13. Example: Bubble Sort

This example demonstrates a complete bubble sort implementation that sorts a small array of integers. When compiled for x86‑64 Linux using FASM, the resulting statically linked executable is just 1.1 KiB (1109 bytes).

arr nums
nums.add 90
nums.add 11
nums.add 64

int n := 3 ; size

int i := 0
int temp := 0
int a := 0
int j := 0
int jp1 := 0
int limit := 0

Loop, n {
    limit := n - i - 1
    Loop, limit {
        j := A_Index
        jp1 := j + 1
        nums.index j
        temp := rax
        nums.index jp1
        a := rax
        if (temp > a) {
            nums.set j, a
            nums.set jp1, temp
        }
    }
    i += 1
}

Loop, n {
    nums.index A_Index
    print(rax)
}

This program creates an array with three integers, sorts them in ascending order, and prints each value on a new line. The binary size is a testament to HTLL’s zero‑bloat philosophy.


14. HTLL Quirks & Gotchas: The Survival Guide

If your code is failing to compile or causing a segmentation fault, you have violated one of these core laws:

  • THE PARAMETER COPY LAW: You cannot pass an array parameter directly into another function (func1(arr p) { func2(p) }). You MUST .copy it to a local array first.
  • THE DOUBLE-INIT LAW: You must re-initialize local variables (x := 0) inside functions if you need a clean state, otherwise they retain data from previous calls.
  • STRICT SPACING: You MUST put spaces around binary operators (x += 5) and after control keywords (if (, Loop {).
  • NO EXPRESSIONS IN ARGS/CONDITIONALS: MyFunc(x + 1) and if (x + 1 > 5) are illegal.
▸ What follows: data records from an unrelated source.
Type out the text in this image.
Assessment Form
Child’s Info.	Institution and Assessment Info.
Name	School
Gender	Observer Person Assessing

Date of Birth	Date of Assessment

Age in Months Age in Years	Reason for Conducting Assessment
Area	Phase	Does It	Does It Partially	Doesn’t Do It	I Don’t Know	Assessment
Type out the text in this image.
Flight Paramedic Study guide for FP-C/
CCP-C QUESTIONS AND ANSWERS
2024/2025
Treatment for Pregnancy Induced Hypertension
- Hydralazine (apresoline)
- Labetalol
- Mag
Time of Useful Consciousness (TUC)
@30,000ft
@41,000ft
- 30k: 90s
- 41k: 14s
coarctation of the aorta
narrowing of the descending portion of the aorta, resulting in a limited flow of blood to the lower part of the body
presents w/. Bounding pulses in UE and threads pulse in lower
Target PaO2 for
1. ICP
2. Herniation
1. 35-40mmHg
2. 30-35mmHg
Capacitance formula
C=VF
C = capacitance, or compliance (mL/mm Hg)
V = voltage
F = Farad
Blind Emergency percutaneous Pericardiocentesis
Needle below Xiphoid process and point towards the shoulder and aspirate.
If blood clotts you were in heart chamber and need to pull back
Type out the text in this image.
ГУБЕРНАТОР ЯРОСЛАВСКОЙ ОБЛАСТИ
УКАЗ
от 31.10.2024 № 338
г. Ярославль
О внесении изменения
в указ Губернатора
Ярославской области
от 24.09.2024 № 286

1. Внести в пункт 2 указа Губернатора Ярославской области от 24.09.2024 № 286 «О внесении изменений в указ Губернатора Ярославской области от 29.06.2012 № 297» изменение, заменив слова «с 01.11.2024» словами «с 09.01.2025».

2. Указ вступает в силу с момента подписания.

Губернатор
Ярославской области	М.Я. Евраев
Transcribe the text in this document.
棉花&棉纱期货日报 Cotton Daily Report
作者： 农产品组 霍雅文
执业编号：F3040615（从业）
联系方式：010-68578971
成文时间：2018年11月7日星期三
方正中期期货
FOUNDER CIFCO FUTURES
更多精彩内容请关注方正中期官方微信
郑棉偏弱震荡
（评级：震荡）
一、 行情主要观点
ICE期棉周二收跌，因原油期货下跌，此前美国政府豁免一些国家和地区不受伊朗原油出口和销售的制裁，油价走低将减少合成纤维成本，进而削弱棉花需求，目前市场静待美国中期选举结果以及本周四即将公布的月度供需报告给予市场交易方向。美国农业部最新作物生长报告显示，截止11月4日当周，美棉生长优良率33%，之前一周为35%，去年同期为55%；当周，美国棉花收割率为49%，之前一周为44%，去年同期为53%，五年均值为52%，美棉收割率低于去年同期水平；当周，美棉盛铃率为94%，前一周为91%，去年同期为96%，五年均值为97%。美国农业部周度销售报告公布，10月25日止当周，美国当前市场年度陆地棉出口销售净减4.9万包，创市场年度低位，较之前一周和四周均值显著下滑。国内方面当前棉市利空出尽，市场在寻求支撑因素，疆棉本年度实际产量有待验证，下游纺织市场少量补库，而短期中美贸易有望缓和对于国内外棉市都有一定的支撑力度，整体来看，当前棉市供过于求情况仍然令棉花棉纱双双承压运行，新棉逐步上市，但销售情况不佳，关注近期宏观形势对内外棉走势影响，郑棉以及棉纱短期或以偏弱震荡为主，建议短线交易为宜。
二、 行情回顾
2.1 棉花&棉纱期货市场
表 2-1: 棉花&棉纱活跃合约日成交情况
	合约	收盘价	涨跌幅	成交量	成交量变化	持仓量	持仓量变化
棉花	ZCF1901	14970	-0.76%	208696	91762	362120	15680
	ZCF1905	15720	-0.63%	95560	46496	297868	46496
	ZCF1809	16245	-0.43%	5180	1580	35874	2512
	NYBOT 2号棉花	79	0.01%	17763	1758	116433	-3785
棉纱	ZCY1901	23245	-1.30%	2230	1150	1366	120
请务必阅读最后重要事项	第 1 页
Calculate the value into a variable first.
  • NO PARENTHESES IN MATH: Expressions are strictly Left-to-Right. () does not exist.
  • CACHE rax IMMEDIATELY: After .size or .index, store rax in a variable. Do not use rax directly in an if statement.
  • arradd USES NO QUOTES: arradd my_arr Hello is correct. To append a space, use .add 32.
  • togo DEFINES A LABEL: togo my_label creates a jump target. goto my_label jumps to it.
  • ARRAY ASSIGNMENT IS FORBIDDEN: You cannot write arr1 := arr2. Use arr1.copy arr2. The only time := is used with an array is to receive a function's return value: my_arr := func_that_returns_arr().
  • GLOBALS NEED A PREFIX: All top-level variables must start with g_ or global_.
  • NO else, and, or: These constructs do not exist. Build equivalent logic using goto and nested if statements. This is intentional.
  • NESTING IS FINITE: You have 9 levels. If you need more, your code is too complex and must be refactored.
  • int size is forbidden: You cannot declare an integer or an array with the name size. This is going to break everything. Size is a reserved keyword. Do not use it as a variable name or an array name. Same with the str. That's also another keyword and a name and you must not use it.

In conclusion: C is bloated.

You have been told your whole life that C is the pinnacle of minimalism. This is a lie. The dependency on libc and the complexity of its toolchains introduce unnecessary bloat.

HTLL is an experiment in true minimalism. The trade-off is its specificity: it only targets a few architectures (x86-64 and AArch64) and one operating system (Linux). But within that domain, it offers unparalleled control and efficiency.